Page last updated: Tuesday, 18 September 2018 - 10:08am

Please note: This content may be out of date and is currently under review.

Managing costs to drive profit

Farm business managers must understand their cost structures, know breakeven production volumes required to cover all costs and have strategies in place to curb expenditure when it looks like production targets may not be met.

Costs can be fixed or variable. Fixed costs are expenses that the business will incur regardless of the season or volume produced. They include both fixed operating and non-operating costs such as permanent wages, overheads, depreciation and finance costs. Variable costs are direct input costs that vary with the season or volume produced such as fuel, repairs, fertiliser, livestock purchases, supplementary feed, animal health, seed, casual wages, freight costs, levies etcetera.

Given the variability in seasonal conditions, farm businesses need to have strategies in place to manage their cost structure. This provides for the flexibility to maximise production opportunity through additional expenditure in the favourable seasons and minimise costs in the poor seasons.

A farm business with a high proportion of fixed costs is at greater risk in areas of volatile seasonal production than a business with low fixed costs. Businesses with low fixed costs are able to buffer a series of low return years more easily. Farm business managers need to be acutely aware of this when considering additional land, machinery or other capital purchases as the interest and capital allowance expenses will be incurred regardless of how favourable future seasons are.

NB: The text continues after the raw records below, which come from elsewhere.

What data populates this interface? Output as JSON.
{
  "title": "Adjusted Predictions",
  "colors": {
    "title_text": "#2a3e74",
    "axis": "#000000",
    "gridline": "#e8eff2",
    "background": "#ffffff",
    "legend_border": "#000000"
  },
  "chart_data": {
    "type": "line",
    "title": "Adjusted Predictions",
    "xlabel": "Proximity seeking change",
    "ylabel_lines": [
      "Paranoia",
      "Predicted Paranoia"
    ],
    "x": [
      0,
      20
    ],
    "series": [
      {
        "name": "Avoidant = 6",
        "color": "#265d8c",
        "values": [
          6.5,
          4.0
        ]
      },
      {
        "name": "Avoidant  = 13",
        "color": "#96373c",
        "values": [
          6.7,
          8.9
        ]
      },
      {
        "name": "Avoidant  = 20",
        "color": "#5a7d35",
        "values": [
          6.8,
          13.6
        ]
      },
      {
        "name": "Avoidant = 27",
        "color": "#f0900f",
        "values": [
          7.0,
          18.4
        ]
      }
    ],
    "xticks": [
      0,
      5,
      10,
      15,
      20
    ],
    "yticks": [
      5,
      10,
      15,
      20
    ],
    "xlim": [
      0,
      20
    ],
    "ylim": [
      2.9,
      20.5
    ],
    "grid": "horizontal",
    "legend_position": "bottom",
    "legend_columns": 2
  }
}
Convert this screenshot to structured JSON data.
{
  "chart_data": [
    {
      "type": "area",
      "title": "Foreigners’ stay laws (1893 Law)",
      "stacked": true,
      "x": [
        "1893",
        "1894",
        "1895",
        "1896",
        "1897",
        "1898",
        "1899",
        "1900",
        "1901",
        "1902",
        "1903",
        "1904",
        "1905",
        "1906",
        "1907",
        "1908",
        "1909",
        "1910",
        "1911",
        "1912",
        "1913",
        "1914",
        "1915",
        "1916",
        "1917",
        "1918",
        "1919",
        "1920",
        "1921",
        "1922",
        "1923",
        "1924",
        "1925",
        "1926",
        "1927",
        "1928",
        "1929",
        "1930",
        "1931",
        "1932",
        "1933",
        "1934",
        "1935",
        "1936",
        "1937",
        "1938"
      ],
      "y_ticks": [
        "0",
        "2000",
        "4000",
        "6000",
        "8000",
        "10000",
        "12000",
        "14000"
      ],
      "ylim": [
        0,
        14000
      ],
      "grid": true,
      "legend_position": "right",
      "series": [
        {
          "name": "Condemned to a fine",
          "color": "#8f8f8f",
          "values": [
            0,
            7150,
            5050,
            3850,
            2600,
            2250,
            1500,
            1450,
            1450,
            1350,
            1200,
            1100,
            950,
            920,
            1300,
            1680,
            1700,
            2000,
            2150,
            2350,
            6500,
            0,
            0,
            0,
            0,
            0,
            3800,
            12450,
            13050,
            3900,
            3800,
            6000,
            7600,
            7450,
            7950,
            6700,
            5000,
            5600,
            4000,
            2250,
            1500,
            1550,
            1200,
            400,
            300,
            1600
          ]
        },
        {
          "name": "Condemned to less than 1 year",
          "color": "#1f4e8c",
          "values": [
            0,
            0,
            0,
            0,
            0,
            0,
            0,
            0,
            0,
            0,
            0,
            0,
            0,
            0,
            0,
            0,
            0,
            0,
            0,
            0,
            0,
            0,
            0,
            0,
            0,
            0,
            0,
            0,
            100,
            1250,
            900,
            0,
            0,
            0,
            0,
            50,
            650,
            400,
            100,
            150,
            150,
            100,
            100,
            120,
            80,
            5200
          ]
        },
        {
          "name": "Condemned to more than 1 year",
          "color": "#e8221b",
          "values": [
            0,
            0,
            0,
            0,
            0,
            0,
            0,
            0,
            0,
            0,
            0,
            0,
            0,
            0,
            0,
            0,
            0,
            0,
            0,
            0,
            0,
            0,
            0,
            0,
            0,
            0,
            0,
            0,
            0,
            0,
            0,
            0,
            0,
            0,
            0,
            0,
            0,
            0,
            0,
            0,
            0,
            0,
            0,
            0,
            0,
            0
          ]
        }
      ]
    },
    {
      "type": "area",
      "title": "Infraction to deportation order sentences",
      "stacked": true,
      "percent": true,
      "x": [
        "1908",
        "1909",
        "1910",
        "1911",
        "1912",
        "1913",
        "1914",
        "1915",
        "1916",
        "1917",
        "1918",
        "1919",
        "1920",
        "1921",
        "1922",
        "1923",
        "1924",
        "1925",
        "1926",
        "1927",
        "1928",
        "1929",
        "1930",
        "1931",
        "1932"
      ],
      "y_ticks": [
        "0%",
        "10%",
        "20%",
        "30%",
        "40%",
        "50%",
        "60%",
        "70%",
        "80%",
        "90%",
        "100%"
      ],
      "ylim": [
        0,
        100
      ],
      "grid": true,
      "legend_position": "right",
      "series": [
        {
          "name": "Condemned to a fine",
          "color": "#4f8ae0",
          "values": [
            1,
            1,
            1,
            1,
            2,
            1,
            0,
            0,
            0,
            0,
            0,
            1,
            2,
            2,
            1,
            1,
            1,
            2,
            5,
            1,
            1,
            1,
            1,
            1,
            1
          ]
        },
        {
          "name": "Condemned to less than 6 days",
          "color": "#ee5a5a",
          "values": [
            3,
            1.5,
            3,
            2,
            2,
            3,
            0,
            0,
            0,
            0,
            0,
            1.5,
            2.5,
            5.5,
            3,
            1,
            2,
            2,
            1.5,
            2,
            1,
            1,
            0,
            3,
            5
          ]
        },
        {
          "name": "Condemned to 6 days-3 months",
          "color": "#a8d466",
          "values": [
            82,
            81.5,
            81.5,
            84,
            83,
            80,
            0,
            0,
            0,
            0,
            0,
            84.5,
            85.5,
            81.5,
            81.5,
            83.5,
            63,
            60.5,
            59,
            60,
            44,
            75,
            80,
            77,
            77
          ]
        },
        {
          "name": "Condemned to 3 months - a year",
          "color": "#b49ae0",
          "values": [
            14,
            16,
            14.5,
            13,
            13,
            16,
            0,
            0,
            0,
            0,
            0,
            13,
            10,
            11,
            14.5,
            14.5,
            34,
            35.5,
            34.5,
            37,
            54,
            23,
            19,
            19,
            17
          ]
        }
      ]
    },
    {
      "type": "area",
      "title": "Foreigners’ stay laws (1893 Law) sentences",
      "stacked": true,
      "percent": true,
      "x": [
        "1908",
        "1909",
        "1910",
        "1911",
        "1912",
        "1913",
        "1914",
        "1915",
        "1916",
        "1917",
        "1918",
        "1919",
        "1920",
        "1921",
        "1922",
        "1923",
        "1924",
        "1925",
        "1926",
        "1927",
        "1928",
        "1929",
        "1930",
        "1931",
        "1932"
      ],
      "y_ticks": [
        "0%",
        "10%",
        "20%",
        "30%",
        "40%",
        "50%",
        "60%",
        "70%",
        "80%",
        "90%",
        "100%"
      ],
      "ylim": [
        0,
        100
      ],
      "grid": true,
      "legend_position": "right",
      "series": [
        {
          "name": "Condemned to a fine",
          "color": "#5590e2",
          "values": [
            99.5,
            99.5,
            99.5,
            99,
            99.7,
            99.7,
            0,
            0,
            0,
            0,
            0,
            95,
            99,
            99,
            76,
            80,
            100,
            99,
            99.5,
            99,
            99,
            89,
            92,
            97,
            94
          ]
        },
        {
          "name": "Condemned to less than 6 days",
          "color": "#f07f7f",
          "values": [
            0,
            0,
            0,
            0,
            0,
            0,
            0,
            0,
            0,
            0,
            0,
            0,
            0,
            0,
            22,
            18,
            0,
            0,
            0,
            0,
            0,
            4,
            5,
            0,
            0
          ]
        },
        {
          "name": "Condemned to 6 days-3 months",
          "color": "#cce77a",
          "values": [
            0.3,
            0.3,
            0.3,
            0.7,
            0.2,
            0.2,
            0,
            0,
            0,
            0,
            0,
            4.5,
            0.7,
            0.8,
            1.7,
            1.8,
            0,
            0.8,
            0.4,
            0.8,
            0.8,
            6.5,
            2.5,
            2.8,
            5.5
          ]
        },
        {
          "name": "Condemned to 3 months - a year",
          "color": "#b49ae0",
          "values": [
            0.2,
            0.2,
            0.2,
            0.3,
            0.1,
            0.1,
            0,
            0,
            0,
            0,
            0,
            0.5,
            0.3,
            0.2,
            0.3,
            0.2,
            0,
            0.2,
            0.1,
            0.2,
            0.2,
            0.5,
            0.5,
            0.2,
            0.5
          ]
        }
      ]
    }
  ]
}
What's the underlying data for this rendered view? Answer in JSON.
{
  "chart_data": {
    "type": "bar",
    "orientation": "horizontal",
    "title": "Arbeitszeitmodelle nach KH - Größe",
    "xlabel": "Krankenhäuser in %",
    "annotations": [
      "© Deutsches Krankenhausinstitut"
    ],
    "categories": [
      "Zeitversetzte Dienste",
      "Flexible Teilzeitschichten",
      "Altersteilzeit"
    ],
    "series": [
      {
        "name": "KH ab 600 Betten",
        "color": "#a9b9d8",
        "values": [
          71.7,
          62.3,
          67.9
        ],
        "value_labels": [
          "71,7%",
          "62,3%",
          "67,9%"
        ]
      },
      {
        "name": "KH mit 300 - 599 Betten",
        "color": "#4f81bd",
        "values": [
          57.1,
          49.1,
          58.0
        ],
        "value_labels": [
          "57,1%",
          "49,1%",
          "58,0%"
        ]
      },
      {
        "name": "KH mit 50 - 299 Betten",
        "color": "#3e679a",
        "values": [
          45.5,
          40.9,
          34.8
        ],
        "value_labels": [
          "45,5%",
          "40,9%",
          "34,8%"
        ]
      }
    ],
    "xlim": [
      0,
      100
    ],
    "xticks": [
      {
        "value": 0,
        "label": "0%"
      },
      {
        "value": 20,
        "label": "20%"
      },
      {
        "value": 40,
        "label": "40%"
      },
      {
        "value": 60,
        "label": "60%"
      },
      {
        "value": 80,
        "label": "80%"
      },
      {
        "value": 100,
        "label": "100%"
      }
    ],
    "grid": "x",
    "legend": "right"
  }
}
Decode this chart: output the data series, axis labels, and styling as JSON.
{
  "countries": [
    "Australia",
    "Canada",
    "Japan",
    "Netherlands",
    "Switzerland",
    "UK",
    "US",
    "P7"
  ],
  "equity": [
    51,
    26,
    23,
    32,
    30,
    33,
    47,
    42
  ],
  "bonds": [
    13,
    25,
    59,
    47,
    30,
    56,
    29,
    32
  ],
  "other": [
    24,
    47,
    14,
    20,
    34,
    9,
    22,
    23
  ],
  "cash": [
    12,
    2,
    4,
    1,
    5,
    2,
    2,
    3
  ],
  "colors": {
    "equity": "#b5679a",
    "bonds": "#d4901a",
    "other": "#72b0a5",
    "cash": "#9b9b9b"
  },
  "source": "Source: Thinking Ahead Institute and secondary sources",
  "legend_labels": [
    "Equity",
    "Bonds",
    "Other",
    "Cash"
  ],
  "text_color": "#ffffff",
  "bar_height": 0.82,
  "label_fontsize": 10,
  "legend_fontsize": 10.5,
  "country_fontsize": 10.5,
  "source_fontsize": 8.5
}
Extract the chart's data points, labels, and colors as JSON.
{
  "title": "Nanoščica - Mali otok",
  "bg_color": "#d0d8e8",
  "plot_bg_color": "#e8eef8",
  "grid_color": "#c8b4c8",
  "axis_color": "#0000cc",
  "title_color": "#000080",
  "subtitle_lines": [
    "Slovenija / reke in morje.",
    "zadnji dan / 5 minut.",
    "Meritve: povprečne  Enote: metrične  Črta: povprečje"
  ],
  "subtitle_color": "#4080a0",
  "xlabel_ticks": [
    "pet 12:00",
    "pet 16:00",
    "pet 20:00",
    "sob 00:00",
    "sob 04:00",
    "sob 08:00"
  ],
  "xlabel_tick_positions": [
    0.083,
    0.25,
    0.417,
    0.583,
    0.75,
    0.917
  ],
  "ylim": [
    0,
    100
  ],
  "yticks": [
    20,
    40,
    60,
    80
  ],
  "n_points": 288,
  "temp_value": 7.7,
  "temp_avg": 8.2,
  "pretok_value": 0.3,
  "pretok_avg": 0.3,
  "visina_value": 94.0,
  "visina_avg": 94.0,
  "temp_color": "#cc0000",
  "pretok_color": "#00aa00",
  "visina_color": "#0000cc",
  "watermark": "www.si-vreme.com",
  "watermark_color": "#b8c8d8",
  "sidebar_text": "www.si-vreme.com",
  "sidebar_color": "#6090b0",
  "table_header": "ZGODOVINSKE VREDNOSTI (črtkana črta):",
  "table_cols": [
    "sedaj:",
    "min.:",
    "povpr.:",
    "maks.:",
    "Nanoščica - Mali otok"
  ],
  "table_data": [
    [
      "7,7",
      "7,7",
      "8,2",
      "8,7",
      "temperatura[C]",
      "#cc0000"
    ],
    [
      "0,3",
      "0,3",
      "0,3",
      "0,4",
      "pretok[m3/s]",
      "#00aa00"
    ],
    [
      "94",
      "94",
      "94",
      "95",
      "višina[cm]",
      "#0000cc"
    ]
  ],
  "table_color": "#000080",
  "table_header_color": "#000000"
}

Assessing business decisions

Farm business managers should calculate the return on investment (ROI) for every option when considering an investment decision.

Return on investment (ROI) = profit / cost of investment

When considering an investment in a new technology or upgrade calculate the expected cost savings or increased production value first so you can work how much you can spend to justify the investment or the payback period of the investment.